A review by archytas
Negroland by Margo Jefferson

challenging informative reflective slow-paced

4.5

"Civil rights. The New Left. Black Power. Feminism. Gay rights. To be remade so many times in one generation is surely a blessing. So I won’t trap myself into quantifying which matters more, race, or gender, or class. Race, gender, and class are basic elements of one’s living. Basic as utensils and clothing; always in use; always needing repairs and updates. Basic as body and breath, justice and reason, passion and imagination. So the question isn’t “Which matters most?,” it’s “How does each matter?” Gender, race, class; class, race, gender—your three in one and one in three."

In this memoir of growing up in the Black 'aspirational' classes in the 1950s and 1960s, Jefferson explores the very personal and yet very political topic of what it feels like to be at the intersection.

"There are days when I still want to dismantle this constructed self of mine. You did it so badly, I think. You lost so much time. And then I tell myself, so what? So what? Go on."

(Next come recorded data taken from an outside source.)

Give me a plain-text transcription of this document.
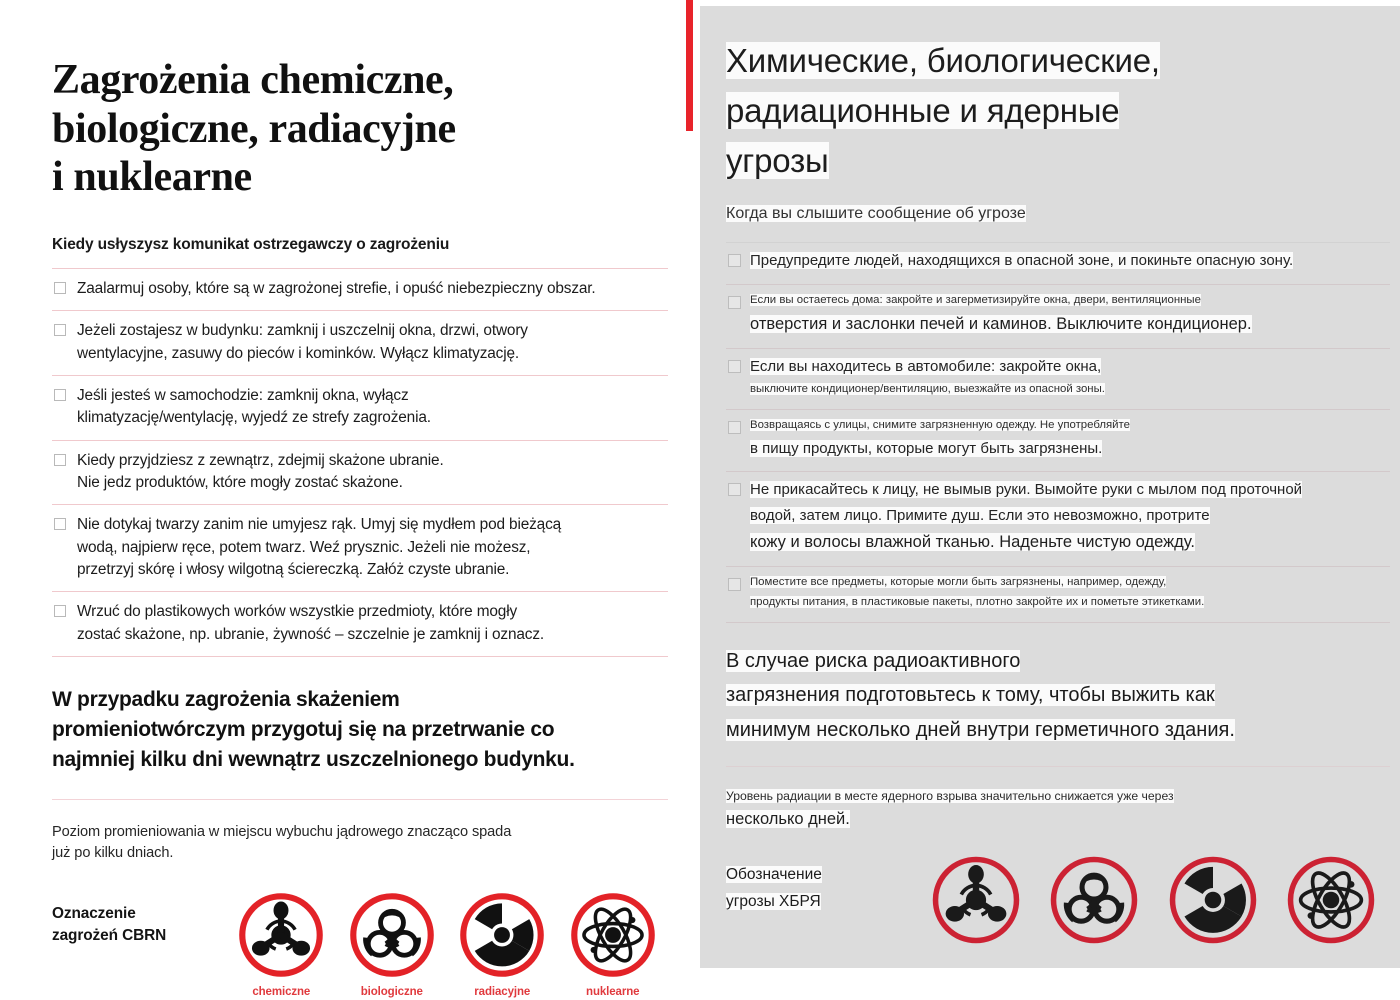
Zagrożenia chemiczne,
biologiczne, radiacyjne
i nuklearne
Kiedy usłyszysz komunikat ostrzegawczy o zagrożeniu
Zaalarmuj osoby, które są w zagrożonej strefie, i opuść niebezpieczny obszar.
Jeżeli zostajesz w budynku: zamknij i uszczelnij okna, drzwi, otwory
wentylacyjne, zasuwy do pieców i kominków. Wyłącz klimatyzację.
Jeśli jesteś w samochodzie: zamknij okna, wyłącz
klimatyzację/wentylację, wyjedź ze strefy zagrożenia.
Kiedy przyjdziesz z zewnątrz, zdejmij skażone ubranie.
Nie jedz produktów, które mogły zostać skażone.
Nie dotykaj twarzy zanim nie umyjesz rąk. Umyj się mydłem pod bieżącą
wodą, najpierw ręce, potem twarz. Weź prysznic. Jeżeli nie możesz,
przetrzyj skórę i włosy wilgotną ściereczką. Załóż czyste ubranie.
Wrzuć do plastikowych worków wszystkie przedmioty, które mogły
zostać skażone, np. ubranie, żywność – szczelnie je zamknij i oznacz.
W przypadku zagrożenia skażeniem
promieniotwórczym przygotuj się na przetrwanie co
najmniej kilku dni wewnątrz uszczelnionego budynku.
Poziom promieniowania w miejscu wybuchu jądrowego znacząco spada
już po kilku dniach.
Oznaczenie
zagrożeń CBRN
chemiczne	biologiczne	radiacyjne	nuklearne
Химические, биологические,
радиационные и ядерные
угрозы
Когда вы слышите сообщение об угрозе
Предупредите людей, находящихся в опасной зоне, и покиньте опасную зону.
Если вы остаетесь дома: закройте и загерметизируйте окна, двери, вентиляционные
отверстия и заслонки печей и каминов. Выключите кондиционер.
Если вы находитесь в автомобиле: закройте окна,
выключите кондиционер/вентиляцию, выезжайте из опасной зоны.
Возвращаясь с улицы, снимите загрязненную одежду. Не употребляйте
в пищу продукты, которые могут быть загрязнены.
Не прикасайтесь к лицу, не вымыв руки. Вымойте руки с мылом под проточной
водой, затем лицо. Примите душ. Если это невозможно, протрите
кожу и волосы влажной тканью. Наденьте чистую одежду.
Поместите все предметы, которые могли быть загрязнены, например, одежду,
продукты питания, в пластиковые пакеты, плотно закройте их и пометьте этикетками.
В случае риска радиоактивного
загрязнения подготовьтесь к тому, чтобы выжить как
минимум несколько дней внутри герметичного здания.
Уровень радиации в месте ядерного взрыва значительно снижается уже через
несколько дней.
Обозначение
угрозы ХБРЯ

Jefferson's book brims with anecdotes, searching through her own memory for analysis. She covers the pain and the exhaustion of navigating white friendships, or needing to perform whiteness - which is a kind of class sensibility here. She writes also of the disappointment of discovering sexism in her heroes, Baldwin's majestic scorn for silly lady novelists. But Jefferson never makes her experiences feel as if trapped between - her Negroland girls experiences are rich, whole, of themselves.